O salão era pequeno, o caldo fervia sem parar e os garçons mal conseguiam atender a todos. A casa recém-aberta no Paraíso estava sempre cheia. Era comum ver clientes esperando na calçada, o movimento intenso, o vai e vem atropelado no balcão.
Em meio ao caos, Yasmin Yonashiro se destacava por um detalhe: ia até a geladeira pegar a própria bebida, sem cerimônia, desafiando o serviço que não dava conta do movimento.
A cena, que se repetia com frequência, foi o prelúdio de uma amizade improvável. E, a partir dela, nasceu uma das histórias de maior sucesso da gastronomia japonesa em São Paulo.
O destino de Yasmin e Simone Xirata parecia traçado para se encontrarem. A trajetória de Simone, idealizadora do restaurante Jojo Ramen, começou com o desejo de honrar e resgatar suas raízes. Formada em administração, ela se viu em uma carreira no mercado financeiro que, apesar de bem-sucedida, não ressoava com sua alma.
A virada ocorreu em sua primeira viagem ao Japão, quando a visita à cidade de sua avó materna, Fukuoka, se tornou uma epifania. Ali, ao degustar um lámen pela primeira vez, percebeu que havia descoberto a sua verdadeira paixão.

O prato se tornou o elo que uniu o ímpeto empreendedor à cultura que ela redescobria: “Eu entendi que minhas duas grandes paixões, que eram a cultura japonesa e o mundo dos negócios, podiam se misturar e se transformar numa coisa só”. Seu foco era singular: fazer um lámen rigorosamente fiel à tradição japonesa, com caldo profundo, massa fresca e precisão no ponto.
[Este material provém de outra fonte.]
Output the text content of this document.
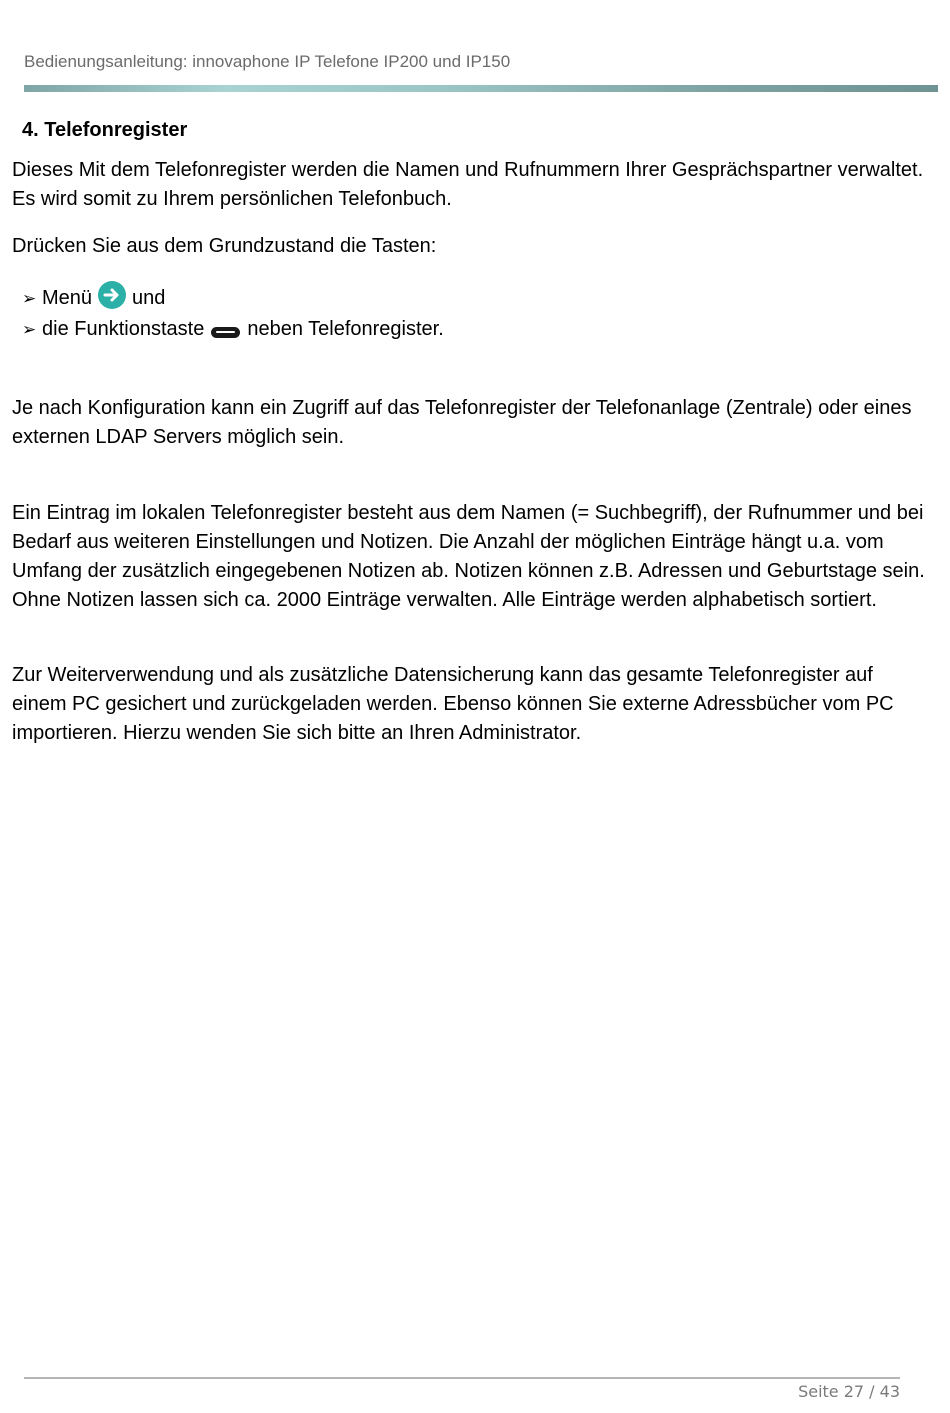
Bedienungsanleitung: innovaphone IP Telefone IP200 und IP150
4. Telefonregister

Dieses Mit dem Telefonregister werden die Namen und Rufnummern Ihrer Gesprächspartner verwaltet. Es wird somit zu Ihrem persönlichen Telefonbuch.

Drücken Sie aus dem Grundzustand die Tasten:

➢ Menü und
➢ die Funktionstaste neben Telefonregister.

Je nach Konfiguration kann ein Zugriff auf das Telefonregister der Telefonanlage (Zentrale) oder eines externen LDAP Servers möglich sein.

Ein Eintrag im lokalen Telefonregister besteht aus dem Namen (= Suchbegriff), der Rufnummer und bei Bedarf aus weiteren Einstellungen und Notizen. Die Anzahl der möglichen Einträge hängt u.a. vom Umfang der zusätzlich eingegebenen Notizen ab. Notizen können z.B. Adressen und Geburtstage sein. Ohne Notizen lassen sich ca. 2000 Einträge verwalten. Alle Einträge werden alphabetisch sortiert.

Zur Weiterverwendung und als zusätzliche Datensicherung kann das gesamte Telefonregister auf einem PC gesichert und zurückgeladen werden. Ebenso können Sie externe Adressbücher vom PC importieren. Hierzu wenden Sie sich bitte an Ihren Administrator.

Seite 27 / 43
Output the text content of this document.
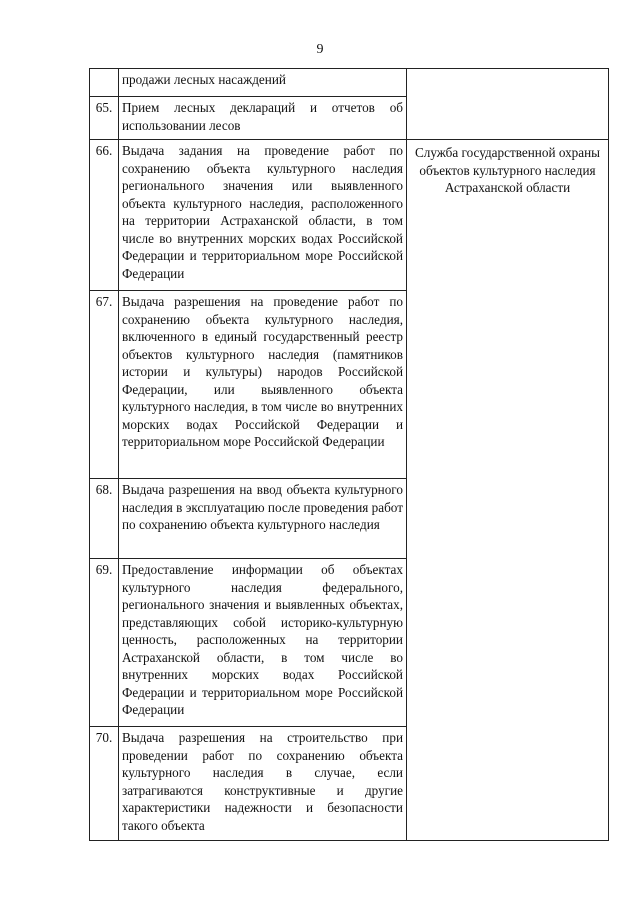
9
	продажи лесных насаждений	
65.	Прием лесных деклараций и отчетов об использовании лесов	
66.	Выдача задания на проведение работ по сохранению объекта культурного наследия регионального значения или выявленного объекта культурного наследия, расположенного на территории Астраханской области, в том числе во внутренних морских водах Российской Федерации и территориальном море Российской Федерации	Служба государственной охраны объектов культурного наследия Астраханской области

67.	Выдача разрешения на проведение работ по сохранению объекта культурного наследия, включенного в единый государственный реестр объектов культурного наследия (памятников истории и культуры) народов Российской Федерации, или выявленного объекта культурного наследия, в том числе во внутренних морских водах Российской Федерации и территориальном море Российской Федерации	
68.	Выдача разрешения на ввод объекта культурного наследия в эксплуатацию после проведения работ по сохранению объекта культурного наследия	
69.	Предоставление информации об объектах культурного наследия федерального, регионального значения и выявленных объектах, представляющих собой историко-культурную ценность, расположенных на территории Астраханской области, в том числе во внутренних морских водах Российской Федерации и территориальном море Российской Федерации	
70.	Выдача разрешения на строительство при проведении работ по сохранению объекта культурного наследия в случае, если затрагиваются конструктивные и другие характеристики надежности и безопасности такого объекта	
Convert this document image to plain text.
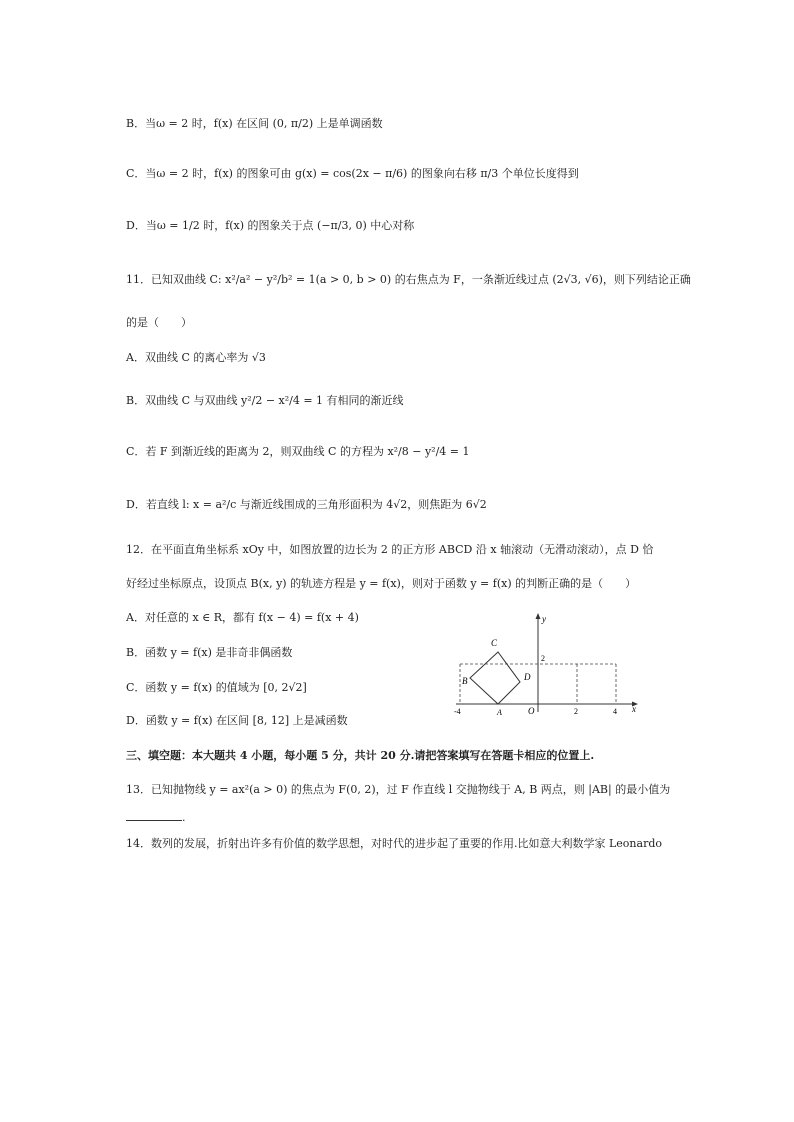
B．当ω = 2 时，f(x) 在区间 (0, π/2) 上是单调函数
C．当ω = 2 时，f(x) 的图象可由 g(x) = cos(2x − π/6) 的图象向右移 π/3 个单位长度得到
D．当ω = 1/2 时，f(x) 的图象关于点 (−π/3, 0) 中心对称
11．已知双曲线 C: x²/a² − y²/b² = 1(a > 0, b > 0) 的右焦点为 F，一条渐近线过点 (2√3, √6)，则下列结论正确
的是（　　）
A．双曲线 C 的离心率为 √3
B．双曲线 C 与双曲线 y²/2 − x²/4 = 1 有相同的渐近线
C．若 F 到渐近线的距离为 2，则双曲线 C 的方程为 x²/8 − y²/4 = 1
D．若直线 l: x = a²/c 与渐近线围成的三角形面积为 4√2，则焦距为 6√2
12．在平面直角坐标系 xOy 中，如图放置的边长为 2 的正方形 ABCD 沿 x 轴滚动（无滑动滚动），点 D 恰
好经过坐标原点，设顶点 B(x, y) 的轨迹方程是 y = f(x)，则对于函数 y = f(x) 的判断正确的是（　　）
A．对任意的 x ∈ R，都有 f(x − 4) = f(x + 4)
B．函数 y = f(x) 是非奇非偶函数
C．函数 y = f(x) 的值域为 [0, 2√2]
D．函数 y = f(x) 在区间 [8, 12] 上是减函数
x
y
O
C
B	D
A
-4	2	4
2
三、填空题：本大题共 4 小题，每小题 5 分，共计 20 分.请把答案填写在答题卡相应的位置上.
13．已知抛物线 y = ax²(a > 0) 的焦点为 F(0, 2)，过 F 作直线 l 交抛物线于 A, B 两点，则 |AB| 的最小值为
.
14．数列的发展，折射出许多有价值的数学思想，对时代的进步起了重要的作用.比如意大利数学家 Leonardo
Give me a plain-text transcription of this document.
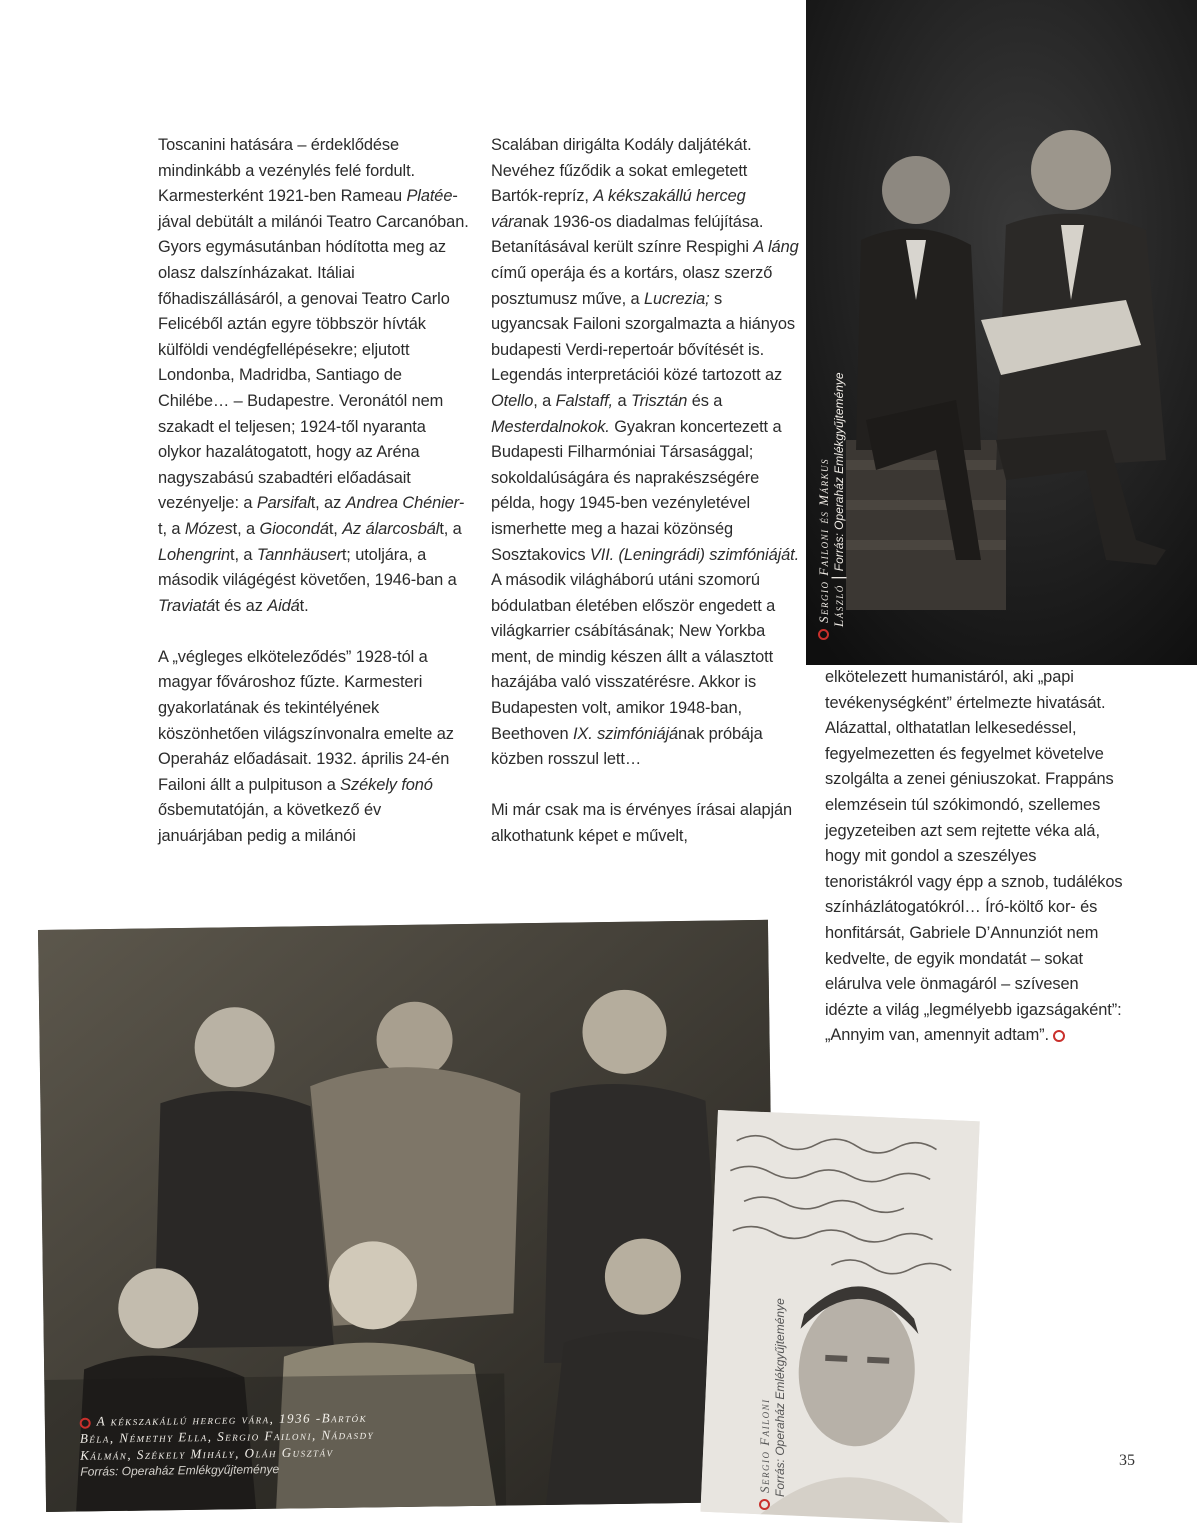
35

Toscanini hatására – érdeklődése mindinkább a vezénylés felé fordult. Karmesterként 1921-ben Rameau Platée-jával debütált a milánói Teatro Carcanóban. Gyors egymásutánban hódította meg az olasz dalszínházakat. Itáliai főhadiszállásáról, a genovai Teatro Carlo Felicéből aztán egyre többször hívták külföldi vendégfellépésekre; eljutott Londonba, Madridba, Santiago de Chilébe… – Budapestre. Veronától nem szakadt el teljesen; 1924-től nyaranta olykor hazalátogatott, hogy az Aréna nagyszabású szabadtéri előadásait vezényelje: a Parsifalt, az Andrea Chénier-t, a Mózest, a Giocondát, Az álarcosbált, a Lohengrint, a Tannhäusert; utoljára, a második világégést követően, 1946-ban a Traviatát és az Aidát.

A „végleges elköteleződés” 1928-tól a magyar fővároshoz fűzte. Karmesteri gyakorlatának és tekintélyének köszönhetően világszínvonalra emelte az Operaház előadásait. 1932. április 24-én Failoni állt a pulpituson a Székely fonó ősbemutatóján, a következő év januárjában pedig a milánói

Scalában dirigálta Kodály daljátékát. Nevéhez fűződik a sokat emlegetett Bartók-repríz, A kékszakállú herceg váranak 1936-os diadalmas felújítása. Betanításával került színre Respighi A láng című operája és a kortárs, olasz szerző posztumusz műve, a Lucrezia; s ugyancsak Failoni szorgalmazta a hiányos budapesti Verdi-repertoár bővítését is. Legendás interpretációi közé tartozott az Otello, a Falstaff, a Trisztán és a Mesterdalnokok. Gyakran koncertezett a Budapesti Filharmóniai Társasággal; sokoldalúságára és naprakészségére példa, hogy 1945-ben vezényletével ismerhette meg a hazai közönség Sosztakovics VII. (Leningrádi) szimfóniáját. A második világháború utáni szomorú bódulatban életében először engedett a világkarrier csábításának; New Yorkba ment, de mindig készen állt a választott hazájába való visszatérésre. Akkor is Budapesten volt, amikor 1948-ban, Beethoven IX. szimfóniájának próbája közben rosszul lett…

Mi már csak ma is érvényes írásai alapján alkothatunk képet e művelt,

elkötelezett humanistáról, aki „papi tevékenységként” értelmezte hivatását. Alázattal, olthatatlan lelkesedéssel, fegyelmezetten és fegyelmet követelve szolgálta a zenei géniuszokat. Frappáns elemzésein túl szókimondó, szellemes jegyzeteiben azt sem rejtette véka alá, hogy mit gondol a szeszélyes tenoristákról vagy épp a sznob, tudálékos színházlátogatókról… Író-költő kor- és honfitársát, Gabriele D’Annunziót nem kedvelte, de egyik mondatát – sokat elárulva vele önmagáról – szívesen idézte a világ „legmélyebb igazságaként”: „Annyim van, amennyit adtam”.

Sergio Failoni és Márkus László | Forrás: Operaház Emlékgyűjteménye
A kékszakállú herceg vára, 1936 -Bartók
Béla, Némethy Ella, Sergio Failoni, Nádasdy
Kálmán, Székely Mihály, Oláh Gusztáv
Forrás: Operaház Emlékgyűjteménye	Sergio Failoni Forrás: Operaház Emlékgyűjteménye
Yasmin, por sua vez, já havia pavimentado seu caminho no universo da cultura de seus ancestrais. “Comecei trabalhando como hostess há 20 anos. Foi ali que vi a possibilidade de estudar a cultura do Japão através do saquê. Quando você é jovem, fica desesperada. Tudo o que puder aprender, você vai atrás, pelo menos essa era a minha vontade”, conta ela, que obteve a certificação japonesa SSI do Sake Institute em 2012, numa época em que poucos eram especializados na bebida fermentada por aqui.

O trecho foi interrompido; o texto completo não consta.